Commenting on the Chancellor’s Spring Statement Ben Nicholl, Fund Manager at Royal London Asset Management, said:
“The Chancellor’s Statement had few hidden surprises with most of the key announcements already well flagged.
“The update to the financing remit on the other hand surprised against consensus expectations. Issuance was lower than predicted, and there was a rise in index linked supply versus expectations; this is despite double digit rises in inflation expected later in the year, and the resulting cost of financing inflation linked debt getting ever more expensive.

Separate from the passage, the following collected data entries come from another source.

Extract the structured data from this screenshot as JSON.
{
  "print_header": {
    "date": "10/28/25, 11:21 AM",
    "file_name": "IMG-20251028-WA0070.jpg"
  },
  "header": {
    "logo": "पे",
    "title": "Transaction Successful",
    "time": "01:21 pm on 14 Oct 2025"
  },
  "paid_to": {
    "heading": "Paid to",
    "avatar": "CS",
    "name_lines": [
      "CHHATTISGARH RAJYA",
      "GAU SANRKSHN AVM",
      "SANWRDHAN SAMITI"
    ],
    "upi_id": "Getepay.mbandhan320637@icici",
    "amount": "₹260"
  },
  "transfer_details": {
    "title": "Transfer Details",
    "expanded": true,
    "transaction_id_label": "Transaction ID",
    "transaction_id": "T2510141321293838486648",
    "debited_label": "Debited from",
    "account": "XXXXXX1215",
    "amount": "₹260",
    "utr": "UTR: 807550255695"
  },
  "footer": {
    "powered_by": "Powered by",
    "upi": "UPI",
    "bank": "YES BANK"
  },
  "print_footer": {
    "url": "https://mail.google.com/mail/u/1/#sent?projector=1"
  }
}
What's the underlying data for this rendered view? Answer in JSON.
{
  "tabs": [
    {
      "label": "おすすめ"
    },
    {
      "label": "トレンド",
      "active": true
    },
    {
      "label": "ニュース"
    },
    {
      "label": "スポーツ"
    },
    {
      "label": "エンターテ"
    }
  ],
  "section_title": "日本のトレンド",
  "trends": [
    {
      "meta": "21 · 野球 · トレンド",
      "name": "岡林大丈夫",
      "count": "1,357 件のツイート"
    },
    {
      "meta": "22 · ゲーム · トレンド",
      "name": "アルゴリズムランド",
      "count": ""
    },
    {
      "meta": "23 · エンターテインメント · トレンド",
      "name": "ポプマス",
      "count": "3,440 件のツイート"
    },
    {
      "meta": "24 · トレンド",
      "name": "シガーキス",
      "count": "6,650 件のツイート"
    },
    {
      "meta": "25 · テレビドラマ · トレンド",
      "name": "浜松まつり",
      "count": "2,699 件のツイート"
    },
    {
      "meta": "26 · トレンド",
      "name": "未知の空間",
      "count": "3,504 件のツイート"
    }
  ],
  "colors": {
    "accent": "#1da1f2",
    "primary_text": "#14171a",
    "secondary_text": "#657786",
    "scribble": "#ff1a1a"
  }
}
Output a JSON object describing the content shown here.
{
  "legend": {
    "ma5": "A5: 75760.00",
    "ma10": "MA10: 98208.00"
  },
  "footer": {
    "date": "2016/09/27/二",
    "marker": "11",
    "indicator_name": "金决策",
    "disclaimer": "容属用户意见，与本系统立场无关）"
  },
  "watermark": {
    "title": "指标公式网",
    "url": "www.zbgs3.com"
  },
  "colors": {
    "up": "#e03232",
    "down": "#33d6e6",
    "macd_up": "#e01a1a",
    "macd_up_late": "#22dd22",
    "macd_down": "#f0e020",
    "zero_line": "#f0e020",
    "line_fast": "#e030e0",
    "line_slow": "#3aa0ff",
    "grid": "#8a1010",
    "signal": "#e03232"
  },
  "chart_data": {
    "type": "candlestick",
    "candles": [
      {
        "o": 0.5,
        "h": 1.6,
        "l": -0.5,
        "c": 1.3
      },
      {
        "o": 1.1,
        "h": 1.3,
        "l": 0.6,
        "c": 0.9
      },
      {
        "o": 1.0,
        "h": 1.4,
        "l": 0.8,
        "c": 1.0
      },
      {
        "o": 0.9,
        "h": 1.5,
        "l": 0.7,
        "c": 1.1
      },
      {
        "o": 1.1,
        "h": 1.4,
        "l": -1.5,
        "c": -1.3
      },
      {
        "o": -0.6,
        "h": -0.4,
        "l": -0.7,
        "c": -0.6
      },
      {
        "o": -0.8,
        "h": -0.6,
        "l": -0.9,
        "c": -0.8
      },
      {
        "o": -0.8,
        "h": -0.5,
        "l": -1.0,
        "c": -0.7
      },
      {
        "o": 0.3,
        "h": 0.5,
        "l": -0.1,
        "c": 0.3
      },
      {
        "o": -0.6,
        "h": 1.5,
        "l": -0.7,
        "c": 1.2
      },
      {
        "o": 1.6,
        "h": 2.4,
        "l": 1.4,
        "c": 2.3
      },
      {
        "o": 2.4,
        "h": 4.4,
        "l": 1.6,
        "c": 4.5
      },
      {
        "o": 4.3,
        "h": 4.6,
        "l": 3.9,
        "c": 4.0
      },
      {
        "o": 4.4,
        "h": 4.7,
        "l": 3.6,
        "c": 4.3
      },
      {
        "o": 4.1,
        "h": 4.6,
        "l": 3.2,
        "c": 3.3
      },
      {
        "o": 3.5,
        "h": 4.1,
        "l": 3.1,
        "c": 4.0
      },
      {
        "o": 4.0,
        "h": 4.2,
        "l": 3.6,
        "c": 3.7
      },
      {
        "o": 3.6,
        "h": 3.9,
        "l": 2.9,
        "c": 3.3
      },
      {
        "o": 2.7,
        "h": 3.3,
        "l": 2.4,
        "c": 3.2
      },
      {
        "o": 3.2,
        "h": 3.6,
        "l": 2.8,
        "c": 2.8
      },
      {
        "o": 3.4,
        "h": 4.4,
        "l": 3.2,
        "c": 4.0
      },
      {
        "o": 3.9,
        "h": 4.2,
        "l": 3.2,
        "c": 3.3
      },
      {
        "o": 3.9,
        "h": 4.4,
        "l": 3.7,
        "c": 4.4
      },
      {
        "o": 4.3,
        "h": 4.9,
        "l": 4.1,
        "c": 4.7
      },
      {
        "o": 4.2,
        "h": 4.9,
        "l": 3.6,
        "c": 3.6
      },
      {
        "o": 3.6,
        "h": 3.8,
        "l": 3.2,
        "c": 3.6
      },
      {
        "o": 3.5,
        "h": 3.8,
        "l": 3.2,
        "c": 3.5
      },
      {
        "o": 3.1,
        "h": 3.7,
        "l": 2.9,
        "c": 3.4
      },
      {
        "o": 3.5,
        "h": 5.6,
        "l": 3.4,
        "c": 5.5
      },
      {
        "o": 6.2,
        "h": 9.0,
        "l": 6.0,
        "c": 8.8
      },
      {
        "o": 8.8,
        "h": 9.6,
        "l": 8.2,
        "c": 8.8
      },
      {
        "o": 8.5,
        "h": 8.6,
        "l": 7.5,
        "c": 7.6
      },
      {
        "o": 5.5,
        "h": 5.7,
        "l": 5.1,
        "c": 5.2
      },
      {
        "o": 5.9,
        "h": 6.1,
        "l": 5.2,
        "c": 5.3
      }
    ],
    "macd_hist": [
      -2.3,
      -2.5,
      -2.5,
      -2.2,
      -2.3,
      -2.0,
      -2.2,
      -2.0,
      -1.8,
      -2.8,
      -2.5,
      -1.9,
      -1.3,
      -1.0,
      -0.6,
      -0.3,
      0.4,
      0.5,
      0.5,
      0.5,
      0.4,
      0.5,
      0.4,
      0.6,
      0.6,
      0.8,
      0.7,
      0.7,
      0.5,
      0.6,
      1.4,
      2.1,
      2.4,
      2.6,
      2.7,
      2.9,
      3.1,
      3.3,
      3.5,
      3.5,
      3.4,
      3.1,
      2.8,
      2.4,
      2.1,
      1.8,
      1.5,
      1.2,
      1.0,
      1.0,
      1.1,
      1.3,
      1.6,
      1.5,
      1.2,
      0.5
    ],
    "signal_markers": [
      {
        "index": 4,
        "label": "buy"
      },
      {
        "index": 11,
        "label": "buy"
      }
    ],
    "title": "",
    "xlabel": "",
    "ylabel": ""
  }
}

“The debt management office also sought to include green issuance as a separate funding line, much like they have done with index linked bonds - but with £10 billion allocated to tapping the two existing bonds, and no desire to build a yield curve just yet, it could be argued that the shine has come off this product.
“The immediate market reaction has seen UK yields move lower and gilts outperform versus overseas markets, with markets focusing on the lower total gilt issuance, but this could be a red herring. Gross issuance of £124.7 billion must be considered in the context of no market support from the Bank of England, for the first time since 2010. Markets will ultimately need to adjust to this changing supply dynamic, and the possibility of active gilt sales by the Bank. Active managers should be pleased, as the vast supply creates plenty of opportunities to add value over the next 12 months.”
The views expressed are those of the author at the date of publication unless otherwise indicated, which are subject to change, and is not investment advice.